I had some experience building and outfitting a studio. We built the studio from the ground up, literally built the building and outfitted it with a whole bunch of equipment. From that, I learned a lot about what you need and what you don’t need. If you think of the old folk and blues songs that were recorded through nothing but a tin can, they’re beautiful. The rawness of the recording translates. That could be representative of a number of songs I will be releasing this year. I feel like a lot of the vocalists I have been inspired by aren’t necessarily the most pleasant to listen to, yet there’s something about the modem of their voice that completely floors me.

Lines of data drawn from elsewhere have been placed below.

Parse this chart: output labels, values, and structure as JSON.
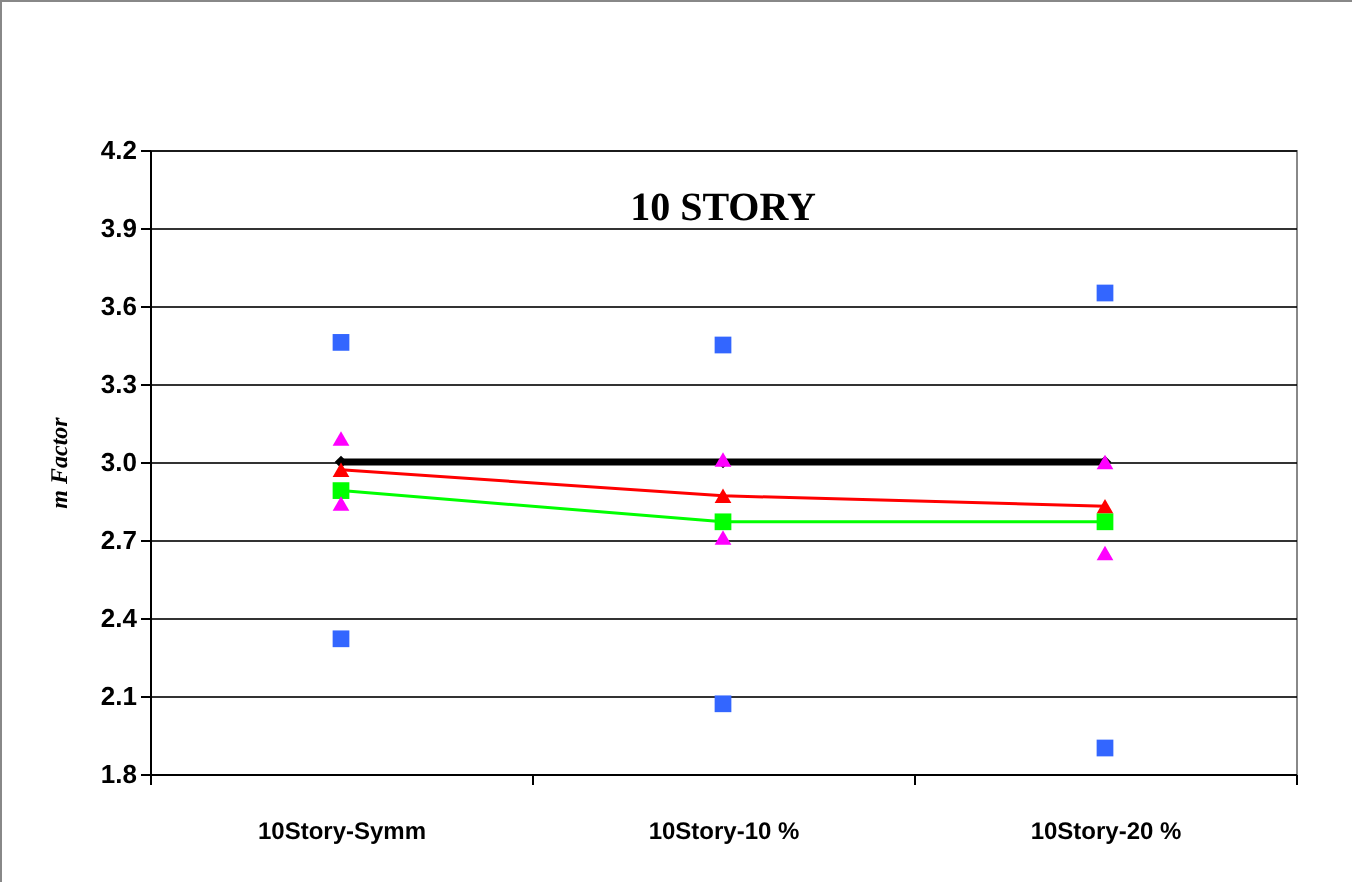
{
  "chart_data": {
    "type": "line",
    "title": "10 STORY",
    "ylabel": "m Factor",
    "categories": [
      "10Story-Symm",
      "10Story-10 %",
      "10Story-20 %"
    ],
    "series": [
      {
        "type": "line",
        "color": "#000000",
        "marker": "diamond",
        "values": [
          3.0,
          3.0,
          3.0
        ]
      },
      {
        "type": "line",
        "color": "#ff0000",
        "marker": "triangle",
        "values": [
          2.97,
          2.87,
          2.83
        ]
      },
      {
        "type": "line",
        "color": "#00ff00",
        "marker": "square",
        "values": [
          2.89,
          2.77,
          2.77
        ]
      },
      {
        "type": "scatter",
        "color": "#ff00ff",
        "marker": "triangle",
        "values": [
          3.09,
          3.01,
          3.0
        ]
      },
      {
        "type": "scatter",
        "color": "#ff00ff",
        "marker": "triangle",
        "values": [
          2.84,
          2.71,
          2.65
        ]
      },
      {
        "type": "scatter",
        "color": "#3366ff",
        "marker": "square",
        "values": [
          3.46,
          3.45,
          3.65
        ]
      },
      {
        "type": "scatter",
        "color": "#3366ff",
        "marker": "square",
        "values": [
          2.32,
          2.07,
          1.9
        ]
      }
    ],
    "ylim": [
      1.8,
      4.2
    ],
    "yticks": [
      1.8,
      2.1,
      2.4,
      2.7,
      {
        "value": 3,
        "label": "3.0"
      },
      3.3,
      3.6,
      3.9,
      4.2
    ],
    "grid": "y"
  }
}
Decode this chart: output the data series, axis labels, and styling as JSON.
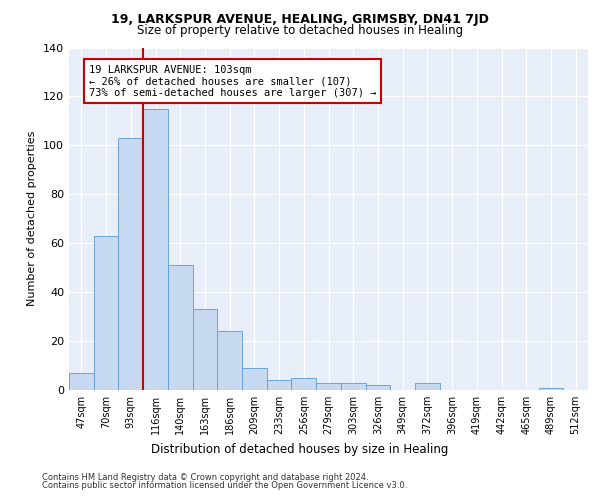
{
  "title1": "19, LARKSPUR AVENUE, HEALING, GRIMSBY, DN41 7JD",
  "title2": "Size of property relative to detached houses in Healing",
  "xlabel": "Distribution of detached houses by size in Healing",
  "ylabel": "Number of detached properties",
  "bar_labels": [
    "47sqm",
    "70sqm",
    "93sqm",
    "116sqm",
    "140sqm",
    "163sqm",
    "186sqm",
    "209sqm",
    "233sqm",
    "256sqm",
    "279sqm",
    "303sqm",
    "326sqm",
    "349sqm",
    "372sqm",
    "396sqm",
    "419sqm",
    "442sqm",
    "465sqm",
    "489sqm",
    "512sqm"
  ],
  "bar_values": [
    7,
    63,
    103,
    115,
    51,
    33,
    24,
    9,
    4,
    5,
    3,
    3,
    2,
    0,
    3,
    0,
    0,
    0,
    0,
    1,
    0
  ],
  "bar_color": "#c7d9f0",
  "bar_edgecolor": "#5b9bd5",
  "property_line_x": 2.5,
  "property_line_color": "#cc0000",
  "annotation_text": "19 LARKSPUR AVENUE: 103sqm\n← 26% of detached houses are smaller (107)\n73% of semi-detached houses are larger (307) →",
  "annotation_box_color": "white",
  "annotation_box_edgecolor": "#cc0000",
  "ylim": [
    0,
    140
  ],
  "yticks": [
    0,
    20,
    40,
    60,
    80,
    100,
    120,
    140
  ],
  "background_color": "#e8eef8",
  "footer_line1": "Contains HM Land Registry data © Crown copyright and database right 2024.",
  "footer_line2": "Contains public sector information licensed under the Open Government Licence v3.0."
}
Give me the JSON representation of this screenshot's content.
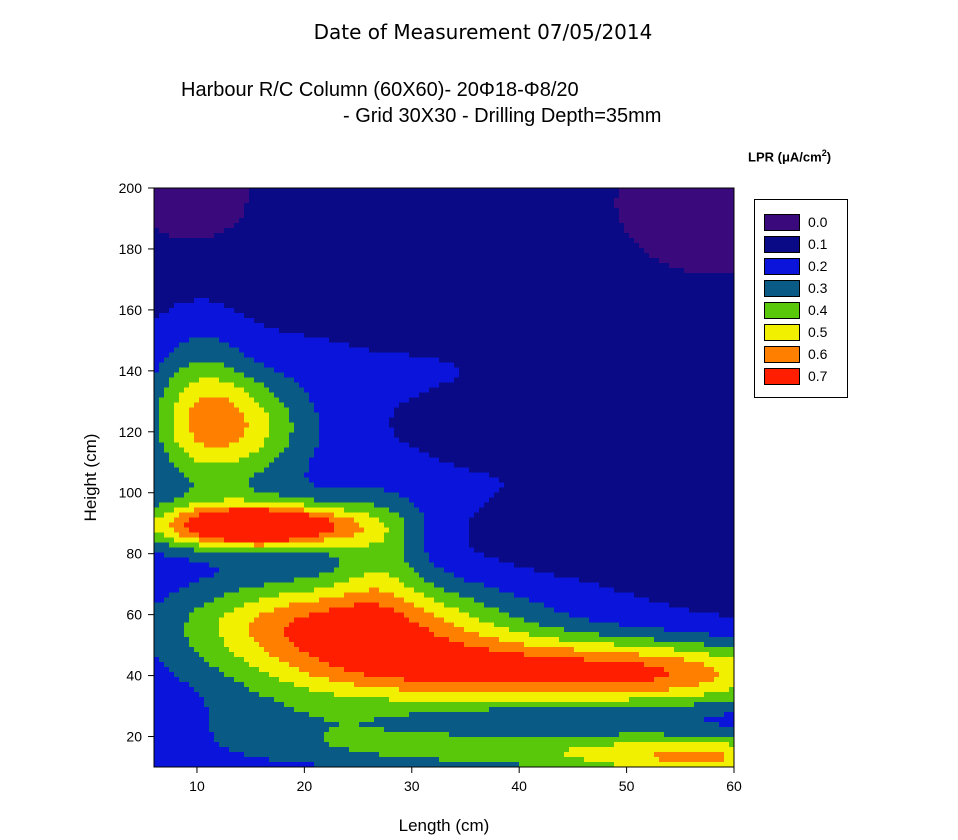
{
  "chart_data": {
    "type": "heatmap",
    "suptitle": "Date of Measurement 07/05/2014",
    "title_line1": "Harbour R/C Column (60X60)- 20Φ18-Φ8/20",
    "title_line2": "- Grid 30X30 - Drilling Depth=35mm",
    "xlabel": "Length (cm)",
    "ylabel": "Height (cm)",
    "xlim": [
      6,
      60
    ],
    "ylim": [
      10,
      200
    ],
    "x_ticks": [
      10,
      20,
      30,
      40,
      50,
      60
    ],
    "y_ticks": [
      20,
      40,
      60,
      80,
      100,
      120,
      140,
      160,
      180,
      200
    ],
    "legend_title": "LPR (μA/cm",
    "legend_title_sup": "2",
    "legend_title_end": ")",
    "legend_placement": "right",
    "levels": [
      {
        "label": "0.0",
        "value": 0.0,
        "color": "#3a0a7c"
      },
      {
        "label": "0.1",
        "value": 0.1,
        "color": "#0a0a86"
      },
      {
        "label": "0.2",
        "value": 0.2,
        "color": "#0a14da"
      },
      {
        "label": "0.3",
        "value": 0.3,
        "color": "#0a5a86"
      },
      {
        "label": "0.4",
        "value": 0.4,
        "color": "#5ac80a"
      },
      {
        "label": "0.5",
        "value": 0.5,
        "color": "#f0f000"
      },
      {
        "label": "0.6",
        "value": 0.6,
        "color": "#ff8000"
      },
      {
        "label": "0.7",
        "value": 0.7,
        "color": "#ff1e00"
      }
    ],
    "features": [
      {
        "x": 16,
        "y": 89,
        "sx": 6,
        "sy": 4.5,
        "amp": 0.62
      },
      {
        "x": 13,
        "y": 90,
        "sx": 9,
        "sy": 8,
        "amp": 0.2
      },
      {
        "x": 13,
        "y": 122,
        "sx": 5,
        "sy": 13,
        "amp": 0.38
      },
      {
        "x": 10,
        "y": 133,
        "sx": 3,
        "sy": 20,
        "amp": 0.15
      },
      {
        "x": 38,
        "y": 41,
        "sx": 15,
        "sy": 8,
        "amp": 0.38
      },
      {
        "x": 55,
        "y": 40,
        "sx": 10,
        "sy": 8,
        "amp": 0.3
      },
      {
        "x": 22,
        "y": 58,
        "sx": 10,
        "sy": 10,
        "amp": 0.38
      },
      {
        "x": 28,
        "y": 50,
        "sx": 12,
        "sy": 12,
        "amp": 0.2
      },
      {
        "x": 45,
        "y": 15,
        "sx": 20,
        "sy": 6,
        "amp": 0.28
      },
      {
        "x": 58,
        "y": 12,
        "sx": 8,
        "sy": 5,
        "amp": 0.25
      },
      {
        "x": 27,
        "y": 80,
        "sx": 3,
        "sy": 14,
        "amp": 0.18
      },
      {
        "x": 20,
        "y": 25,
        "sx": 10,
        "sy": 8,
        "amp": 0.14
      },
      {
        "x": 30,
        "y": 100,
        "sx": 25,
        "sy": 60,
        "amp": 0.08
      }
    ],
    "base_value": 0.09,
    "dark_zones": [
      {
        "x": 42,
        "y": 120,
        "sx": 9,
        "sy": 8,
        "amp": -0.07
      },
      {
        "x": 45,
        "y": 85,
        "sx": 10,
        "sy": 10,
        "amp": -0.06
      },
      {
        "x": 57,
        "y": 190,
        "sx": 10,
        "sy": 25,
        "amp": -0.08
      },
      {
        "x": 10,
        "y": 195,
        "sx": 6,
        "sy": 20,
        "amp": -0.08
      }
    ]
  }
}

OR: Who did you have in mind?
MS: People like Joanna Newsom, Antony Hegarty, Jonsi from Sigur Ros, Devendra Banhart, and also this collective out of Japan called Geinoh Yamashirogumi. All of the voices in that group are at times very abrasive and yet speak to this level of humanism that’s very satisfying. It fills a void that’s missing; perhaps it’s the intensity of their voices. Or even Bjork. There are sometimes when she sings that she even sounds like a cat! But it’s so great! There’s a freedom there, a liberation happening when a vocalist can just open their mouth and it’s something that I’ve seen happen in our audiences. As we perform as a group, people have come up to me and said they’ve always felt self-conscious about singing because of something that has been told to them. Even Dean has said it to me as a few times that he’s felt subconscious about his voice. There’s this desire in us to want to sing.
“For me, the objective has been to create something that takes visual art, music, and performance and provokes new ideas.”
We need to throw out preconceived notions of what it means to be a “good” singer and just sing. We need to forget about what we’ve been told because singing is so cathartic. We’ve done these shows now where it will break down to me teaching harmony to the audience and they will just soak it up and embody that. Rhythm and voice is such an integral part of this music because it speaks to the human rhythm, this pulse that all of us feel on some level.
When I was asking myself the question “What right do you have to make art? What do you have to say?” I went back to some tapes my mom had recorded when I was singing and making beats at the age of two. I listened to the beats and there’s almost this polyrhythmic thing I was doing with my hands and I said to myself “Okay, that’s what I do. I make beats with my hands and sing. And I like to draw little guys and cut them out!” From there it’s just stepping aside and letting that creative energy to flow.
There was a great Ted Talk with the lady who wrote the book Eat Pray Love in which she speaks of this idea of genius. Around the Renaissance, the idea of genius shifted from something out of the universe that speaks through the artist to something that’s placed on the artist. The artist is now called the “genius.” To me, that’s so debilitating and it stifles the creative process. Over the past four years, it’s been a constant conscious process of mine to step aside and allow the work to flow through me. I focus on the quantity of the work and allow the universe to focus on the quality of the work. If we can regard ourselves as stewards to that creative energy we feel compelled to convey to people, it makes the job that much easier and enjoyable. You don’t have to take responsibility for the work. You’re merely a servant to it.
SORNE will be performing at CMJ Music Festival this Thursday and Friday in New York, NY.